Il faut préalablement que l’agent ait été mis en demeure de rejoindre son poste, de façon officielle, par courrier recommandé généralement. Il lui est ordonné de reprendre son service avant une date butoir, au risque d’être radié des effectifs sans procédure disciplinaire préalable.
S’il manque un de ces éléments, la procédure sera considérée irrégulière et encourt l’annulation.
Si l’agent rejoint son poste avant l’échéance, le problème se règle sur le terrain de l’absence injustifiée : c’est un manquement à l’obligation de service qui entraîne des sanctions disciplinaires, et une retenue sur traitement. S’il dispose de justificatifs qu’il avait omis de transmettre ou qu’il était dans l’incapacité matérielle de transmettre, le problème est réglé.
En revanche, si l’agent ne se présente toujours pas à son poste, on considère qu’il a rompu le lien avec le service et l’employeur va pouvoir prononcer sa radiation, qui prend la forme d’un arrêté individuel qui lui est notifié avec les voies et délais de recours.

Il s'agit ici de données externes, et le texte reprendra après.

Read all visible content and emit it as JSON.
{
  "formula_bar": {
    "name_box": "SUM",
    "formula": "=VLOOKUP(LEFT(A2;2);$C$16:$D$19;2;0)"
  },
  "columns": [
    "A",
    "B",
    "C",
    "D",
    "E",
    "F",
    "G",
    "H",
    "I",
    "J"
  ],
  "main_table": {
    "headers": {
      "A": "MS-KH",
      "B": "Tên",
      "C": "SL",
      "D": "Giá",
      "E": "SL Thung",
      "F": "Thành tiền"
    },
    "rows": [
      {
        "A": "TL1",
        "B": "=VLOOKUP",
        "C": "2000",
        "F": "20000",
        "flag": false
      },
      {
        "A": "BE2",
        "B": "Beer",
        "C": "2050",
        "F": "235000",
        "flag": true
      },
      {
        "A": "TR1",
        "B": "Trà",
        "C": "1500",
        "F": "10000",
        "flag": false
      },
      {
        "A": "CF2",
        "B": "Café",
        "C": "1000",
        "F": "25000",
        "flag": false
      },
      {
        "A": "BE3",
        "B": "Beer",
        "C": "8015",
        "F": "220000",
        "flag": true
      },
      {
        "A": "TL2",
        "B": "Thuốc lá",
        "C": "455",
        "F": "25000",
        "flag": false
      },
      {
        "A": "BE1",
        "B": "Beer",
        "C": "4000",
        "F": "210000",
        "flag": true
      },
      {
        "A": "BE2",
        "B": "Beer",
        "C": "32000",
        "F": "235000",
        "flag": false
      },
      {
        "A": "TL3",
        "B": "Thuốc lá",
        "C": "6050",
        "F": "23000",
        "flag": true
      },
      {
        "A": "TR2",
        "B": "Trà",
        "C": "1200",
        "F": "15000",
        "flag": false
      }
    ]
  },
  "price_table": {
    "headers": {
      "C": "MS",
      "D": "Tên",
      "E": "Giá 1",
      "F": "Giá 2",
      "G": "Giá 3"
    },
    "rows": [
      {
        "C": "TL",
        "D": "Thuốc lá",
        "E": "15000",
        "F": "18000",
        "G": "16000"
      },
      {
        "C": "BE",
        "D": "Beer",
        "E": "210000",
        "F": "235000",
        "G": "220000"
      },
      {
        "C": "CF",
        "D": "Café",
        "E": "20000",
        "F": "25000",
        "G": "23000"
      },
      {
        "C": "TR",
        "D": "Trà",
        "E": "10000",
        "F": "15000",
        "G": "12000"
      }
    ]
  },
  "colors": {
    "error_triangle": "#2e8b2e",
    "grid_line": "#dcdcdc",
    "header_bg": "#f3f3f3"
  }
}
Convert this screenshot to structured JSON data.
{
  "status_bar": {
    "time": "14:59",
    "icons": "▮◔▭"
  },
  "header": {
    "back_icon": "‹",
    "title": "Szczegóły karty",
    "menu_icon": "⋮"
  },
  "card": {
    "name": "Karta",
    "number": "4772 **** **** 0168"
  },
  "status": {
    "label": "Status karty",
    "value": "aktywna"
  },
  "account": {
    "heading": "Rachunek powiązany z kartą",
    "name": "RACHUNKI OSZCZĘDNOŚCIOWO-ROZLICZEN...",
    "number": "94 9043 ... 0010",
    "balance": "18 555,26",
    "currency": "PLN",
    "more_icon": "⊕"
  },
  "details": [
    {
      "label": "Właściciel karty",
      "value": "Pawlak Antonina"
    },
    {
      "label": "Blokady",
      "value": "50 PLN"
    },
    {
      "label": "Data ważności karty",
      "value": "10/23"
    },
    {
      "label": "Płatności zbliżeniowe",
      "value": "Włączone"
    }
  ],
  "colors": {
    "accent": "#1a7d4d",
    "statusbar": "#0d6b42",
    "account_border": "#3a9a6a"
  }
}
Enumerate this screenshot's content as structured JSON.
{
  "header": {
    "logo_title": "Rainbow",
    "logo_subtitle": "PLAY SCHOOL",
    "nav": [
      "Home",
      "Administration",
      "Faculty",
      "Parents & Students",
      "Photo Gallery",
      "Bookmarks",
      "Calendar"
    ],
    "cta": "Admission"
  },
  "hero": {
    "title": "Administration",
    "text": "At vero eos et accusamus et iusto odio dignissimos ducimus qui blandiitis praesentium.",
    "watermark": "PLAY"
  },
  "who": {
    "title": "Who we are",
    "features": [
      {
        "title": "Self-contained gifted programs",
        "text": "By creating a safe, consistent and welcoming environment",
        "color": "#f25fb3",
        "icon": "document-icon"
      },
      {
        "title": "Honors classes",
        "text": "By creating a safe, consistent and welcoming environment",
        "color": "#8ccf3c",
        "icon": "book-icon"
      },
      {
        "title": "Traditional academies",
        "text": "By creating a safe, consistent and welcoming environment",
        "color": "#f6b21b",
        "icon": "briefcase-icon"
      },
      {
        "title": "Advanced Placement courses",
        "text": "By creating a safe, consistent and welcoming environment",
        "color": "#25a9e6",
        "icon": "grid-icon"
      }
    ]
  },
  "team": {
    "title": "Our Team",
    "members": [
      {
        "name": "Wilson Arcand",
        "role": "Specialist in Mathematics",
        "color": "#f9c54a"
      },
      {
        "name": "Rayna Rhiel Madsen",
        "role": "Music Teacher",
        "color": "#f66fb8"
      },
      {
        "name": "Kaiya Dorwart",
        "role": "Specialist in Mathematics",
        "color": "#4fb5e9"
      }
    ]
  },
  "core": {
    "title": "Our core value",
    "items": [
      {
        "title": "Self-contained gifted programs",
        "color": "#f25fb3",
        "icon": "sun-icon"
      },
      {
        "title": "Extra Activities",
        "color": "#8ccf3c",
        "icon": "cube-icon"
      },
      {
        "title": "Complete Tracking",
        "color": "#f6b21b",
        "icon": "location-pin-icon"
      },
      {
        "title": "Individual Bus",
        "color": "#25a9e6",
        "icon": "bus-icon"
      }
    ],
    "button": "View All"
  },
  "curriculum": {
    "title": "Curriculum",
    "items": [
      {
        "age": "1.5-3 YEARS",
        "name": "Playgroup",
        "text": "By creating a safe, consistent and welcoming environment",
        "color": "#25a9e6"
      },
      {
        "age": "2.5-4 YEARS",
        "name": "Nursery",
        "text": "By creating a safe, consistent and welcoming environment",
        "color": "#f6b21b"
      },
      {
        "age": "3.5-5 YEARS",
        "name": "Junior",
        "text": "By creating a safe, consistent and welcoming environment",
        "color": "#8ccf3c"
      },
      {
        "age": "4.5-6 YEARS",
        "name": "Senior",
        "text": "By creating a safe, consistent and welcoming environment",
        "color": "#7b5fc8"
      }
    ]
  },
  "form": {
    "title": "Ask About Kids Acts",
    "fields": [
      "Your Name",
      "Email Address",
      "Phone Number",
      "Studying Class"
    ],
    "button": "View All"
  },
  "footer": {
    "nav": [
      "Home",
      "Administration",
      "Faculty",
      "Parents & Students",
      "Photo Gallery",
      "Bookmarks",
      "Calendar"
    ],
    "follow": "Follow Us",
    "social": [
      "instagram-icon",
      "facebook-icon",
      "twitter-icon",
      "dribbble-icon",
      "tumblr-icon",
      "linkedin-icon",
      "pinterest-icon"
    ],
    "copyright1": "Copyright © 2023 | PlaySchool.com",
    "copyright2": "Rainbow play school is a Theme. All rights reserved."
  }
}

L’agent, qui n’est pas involontairement privé d’emploi, ne peut pas percevoir d’allocation chômage ni indemnité de licenciement. Ses droits à congés sont perdus sans compensation.
Mise en pratique à travers l’affaire soumise au juge administratif :
Un agent public avait été recruté dans le cadre d’un contrat à durée indéterminée, au grade de rédacteur territorial dans une commune à Mayotte, en qualité de directeur des services de la jeunesse et des sports. Puis il avait rejoint le service instructeur des permis de construire.
La collectivité a ensuite souhaité le recruter dans le cadre d’un nouveau CDI au grade d’éducateur territorial des activités physiques et sportives, en qualité d’animateur éducateur sportif.
Ce que l’agent a refusé, malgré trois mises en demeure de rejoindre son affectation, les deux dernières précisant qu’à défaut d’y déférer, en l’absence de justificatif, une procédure d’abandon de poste entraînant sa radiation des cadres serait engagée à son encontre sans procédure disciplinaire préalable.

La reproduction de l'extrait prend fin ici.